Orangutans’ distinct yells decoded with help from AI

These long and booming vocalizations are very individualized.
an orangutan sits in the forest with its mouth open wide, showing its teeth
Orangutans are the largest tree-dwelling mammals and are known for their vocal repertoire and social behavior. Deposit Photos

Share

While scientists may not have decoded the ABCs of sperm whales or what elephant gestures mean just yet, there is a lot of activity in studying animal communication. Now, it’s the orangutan’s turn. Through a combination of traditional recording and analysis with artificial intelligence (AI), scientists pinpointed three distinct types of pulses in the primate’s long call vocalizations. Their vocalizations are likely even more complex, according to a study published May 14 in the journal PeerJ Life & Environment.

Orangutans are great apes primarily found in Southeast Asia. They are the largest tree-dwelling mammal and primarily eat insects and flowers. They are also known for complex social behavior and communication. However, as with many species, understanding the nuances of their vocal repertoire has been a challenge.

[Related: Why do humans talk? Tree-dwelling orangutans might hold the answer.]

“Our research aimed to unravel the complexities of orangutan long calls, which play a crucial role in their communication across vast distances in the dense rainforests of Indonesia,” study co-author and Cornell University primatologist Wendy Erb said in a statement. “Over the course of three years, we accumulated hundreds of long call recordings, revealing a fascinating array of vocal diversity,” said Erb.

Their long calls are loud and booming vocalizations produced by males. They are highly variable depending on the individual and used to communicate across longer distances among widely spaced animals. Earlier studies put together a dictionary of the types of pulses. Using this same dictionary, Erb and her team sought to determine just how many pulse types they could describe, what features can distinguish them, and see how graded they are. 
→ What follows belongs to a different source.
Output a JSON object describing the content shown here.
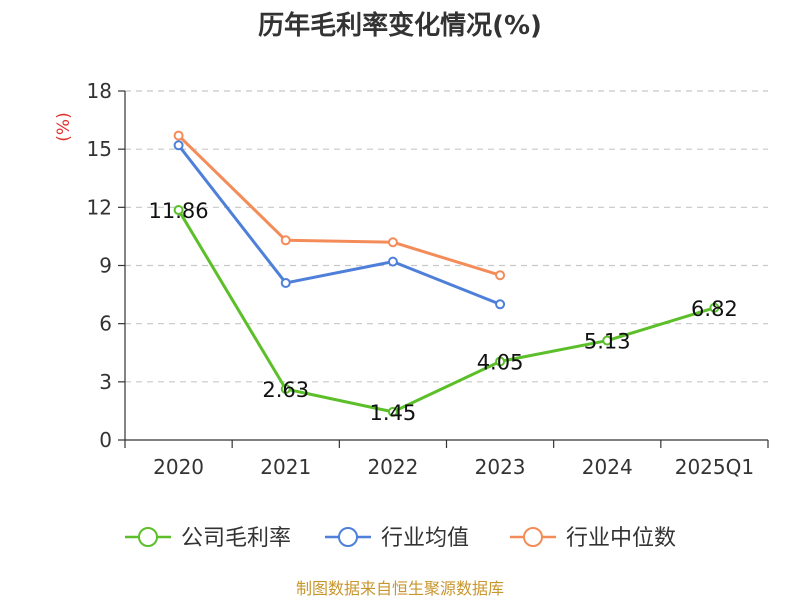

Using these traditionally recorded video and audio sources, Erb and the team used machine learning to meticulously analyze the long calls of 13 individual orangutans. They were looking to determine the number of pulse types that are present in their vocalizations and evaluate their gradation.

“Through a combination of supervised and unsupervised analytical methods, we identified three distinct pulse types that were well differentiated by both humans and machines,” said Erb. “While our study represents a significant step forward in understanding orangutan communication, there is still much to uncover. Orangutans may possess a far greater repertoire of sound types than we have described, highlighting the complexity of their vocal system.”

[Related: Artificial intelligence is helping scientists decode animal languages.]

According to the team, this work underscores just how complex vocals in the animal kingdom are, noting that the pulses are not just random noises. It also demonstrates the power in collaborating across scientific disciplines and combining traditional research methods with advances in AI. 

“We hope that our findings inspire further exploration of vocal complexity across different species and pave the way for future discoveries in animal communication,” said Erb.